Of note, granulysin, a cytotoxic protein excreted by cluster of differentiation (CD) 8+ T cells and CD56+ natural killer (NK) cells, was previously identified in our genome-wide gene expression profiling of SJS blister cells and found to be essential in the immunopathgenesis of SJS [67]. Granulysin levels were quantitatively associated with the disease severity of SJS/TEN [67] and clinically relevant to DRESS [68,69]. For these particular SCARs, measurement of granulysin using the ELISpot, intracellular cytokine staining, and ELISA may be useful to determine the causative drug, which would be another instance of successful translation from the findings of SCAR research to clinical settings. Not only for culprit drug identification, currently, a rapid immunochromatographic test for serum granulysin has exhibited predictability in the early stage of SJS/TEN 2–4 days prior to typical mucosal and cutaneous symptoms, revealing a usefulness of granulysin in the early diagnosis of SCARs.
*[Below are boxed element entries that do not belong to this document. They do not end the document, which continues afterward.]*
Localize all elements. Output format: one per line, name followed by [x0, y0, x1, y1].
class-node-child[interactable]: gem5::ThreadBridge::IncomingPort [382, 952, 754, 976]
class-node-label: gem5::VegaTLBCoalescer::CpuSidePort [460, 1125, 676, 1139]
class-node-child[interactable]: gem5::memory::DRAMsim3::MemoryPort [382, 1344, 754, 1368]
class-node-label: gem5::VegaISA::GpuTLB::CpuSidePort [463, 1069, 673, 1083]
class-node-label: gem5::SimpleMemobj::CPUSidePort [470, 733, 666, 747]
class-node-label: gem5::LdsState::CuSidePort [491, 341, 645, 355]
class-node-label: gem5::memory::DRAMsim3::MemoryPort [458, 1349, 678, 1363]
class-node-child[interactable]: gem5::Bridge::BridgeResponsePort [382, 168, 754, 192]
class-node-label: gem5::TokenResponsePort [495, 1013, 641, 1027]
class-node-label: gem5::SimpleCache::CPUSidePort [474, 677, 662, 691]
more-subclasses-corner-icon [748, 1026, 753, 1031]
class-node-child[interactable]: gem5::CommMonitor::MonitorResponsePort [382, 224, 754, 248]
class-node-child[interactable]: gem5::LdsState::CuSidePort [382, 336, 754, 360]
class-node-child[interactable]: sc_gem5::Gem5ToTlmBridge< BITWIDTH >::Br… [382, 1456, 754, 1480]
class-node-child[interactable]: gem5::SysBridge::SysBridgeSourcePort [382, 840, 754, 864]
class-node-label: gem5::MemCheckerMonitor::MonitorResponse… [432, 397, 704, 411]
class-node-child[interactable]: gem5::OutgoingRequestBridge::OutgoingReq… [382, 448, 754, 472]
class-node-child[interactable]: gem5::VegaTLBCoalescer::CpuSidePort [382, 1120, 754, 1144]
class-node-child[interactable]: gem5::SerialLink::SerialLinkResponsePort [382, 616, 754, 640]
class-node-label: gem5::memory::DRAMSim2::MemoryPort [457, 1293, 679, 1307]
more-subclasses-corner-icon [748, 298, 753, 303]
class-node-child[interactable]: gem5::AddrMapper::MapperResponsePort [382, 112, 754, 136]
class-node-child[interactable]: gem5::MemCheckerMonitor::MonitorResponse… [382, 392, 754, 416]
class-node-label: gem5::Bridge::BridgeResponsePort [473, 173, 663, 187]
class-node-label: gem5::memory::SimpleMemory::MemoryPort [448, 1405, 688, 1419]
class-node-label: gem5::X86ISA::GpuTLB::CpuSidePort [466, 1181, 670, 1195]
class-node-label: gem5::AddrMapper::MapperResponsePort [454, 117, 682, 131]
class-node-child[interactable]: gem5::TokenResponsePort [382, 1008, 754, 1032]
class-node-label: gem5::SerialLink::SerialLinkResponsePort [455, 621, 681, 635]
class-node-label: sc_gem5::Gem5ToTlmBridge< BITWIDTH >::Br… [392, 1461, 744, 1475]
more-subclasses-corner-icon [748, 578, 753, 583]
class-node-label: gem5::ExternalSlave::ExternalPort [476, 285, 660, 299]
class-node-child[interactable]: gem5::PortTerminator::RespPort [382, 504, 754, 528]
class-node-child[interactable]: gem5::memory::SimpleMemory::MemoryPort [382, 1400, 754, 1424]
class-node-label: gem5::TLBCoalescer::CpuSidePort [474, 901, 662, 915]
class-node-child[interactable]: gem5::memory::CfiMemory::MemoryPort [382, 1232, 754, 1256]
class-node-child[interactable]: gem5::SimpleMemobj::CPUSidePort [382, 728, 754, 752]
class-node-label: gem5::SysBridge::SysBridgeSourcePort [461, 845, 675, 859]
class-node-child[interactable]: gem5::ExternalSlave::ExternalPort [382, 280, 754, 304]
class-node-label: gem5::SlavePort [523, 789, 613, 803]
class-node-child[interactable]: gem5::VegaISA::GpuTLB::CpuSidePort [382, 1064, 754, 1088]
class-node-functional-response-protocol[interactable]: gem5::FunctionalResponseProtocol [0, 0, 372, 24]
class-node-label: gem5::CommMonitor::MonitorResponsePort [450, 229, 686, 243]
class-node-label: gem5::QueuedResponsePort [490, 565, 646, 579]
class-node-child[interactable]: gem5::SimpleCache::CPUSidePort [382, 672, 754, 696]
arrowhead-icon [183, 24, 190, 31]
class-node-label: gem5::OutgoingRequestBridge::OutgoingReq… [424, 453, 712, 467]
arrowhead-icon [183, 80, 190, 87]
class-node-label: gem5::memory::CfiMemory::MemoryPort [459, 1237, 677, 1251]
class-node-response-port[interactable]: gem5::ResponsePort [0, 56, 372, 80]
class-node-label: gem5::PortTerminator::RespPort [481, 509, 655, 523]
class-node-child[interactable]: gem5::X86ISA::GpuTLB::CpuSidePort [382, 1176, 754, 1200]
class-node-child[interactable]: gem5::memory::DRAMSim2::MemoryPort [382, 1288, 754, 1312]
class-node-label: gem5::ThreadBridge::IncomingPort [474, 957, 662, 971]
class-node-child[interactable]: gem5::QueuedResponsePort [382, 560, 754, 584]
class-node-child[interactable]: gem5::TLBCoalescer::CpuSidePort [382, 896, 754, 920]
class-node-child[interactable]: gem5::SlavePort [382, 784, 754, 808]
5. Conclusions and Future Perspectives

In spite of their rarity, SCARs have a huge impact on public health due to high death rates. This clinical entity often leads to a lasting disability of patients and restrains the physicians from prescribing medications that are commonly administered in clinical practice. Encouragingly, current studies have significantly leveraged our understanding in the pathobiology of SCARs. Major advances, such as the discovery of genetic predisposing factors, the clarification of HLA–drug–TCR interactions, and the identification of granulysin as a key mediator of cytotoxic T lymphocytes in SCARs, have been commonly implemented in the clinic, providing us with a sound foundation for disease prevention and early diagnosis. However, there is unfortunately no treatment guideline, highlighting the inadequacy of current accepted regimens [70]. In addition to therapeutic approaches directed against the Fas–FasL interaction [71] or the tumor necrosis factor (TNF)-α pathway [72,73,74], systemic corticosteroids have been the mainstay of SCAR therapies for a long time, which may be largely attributed by the notion that the immunopathogenesis of SCARs involves many cytotoxic and inflammatory mediators. In this regard, reagents antagonizing the effects of granulysin or TCR engagement may be of greater therapeutic value and become an unmet need. Moreover, one additional limitation of implementing specific HLA typing on the prevention of SCARs that needs to be taken into consideration is that, when this type of haplotype screening is applied, a number of patients do avoid experiencing a SCAR, but some patients who could have safely used the drug are denied it. The evaluation for the acceptability and the cost/risks of such a strategy, therefore, will be helpful in addressing this issue [75,76,77]. Taken together, further studies or clinical trials on therapeutic aspects and risk factors are needed to develop more options on disease prevention and management and to achieve a better outcome in unfortunate people who suffer from this deadly adverse drug reaction.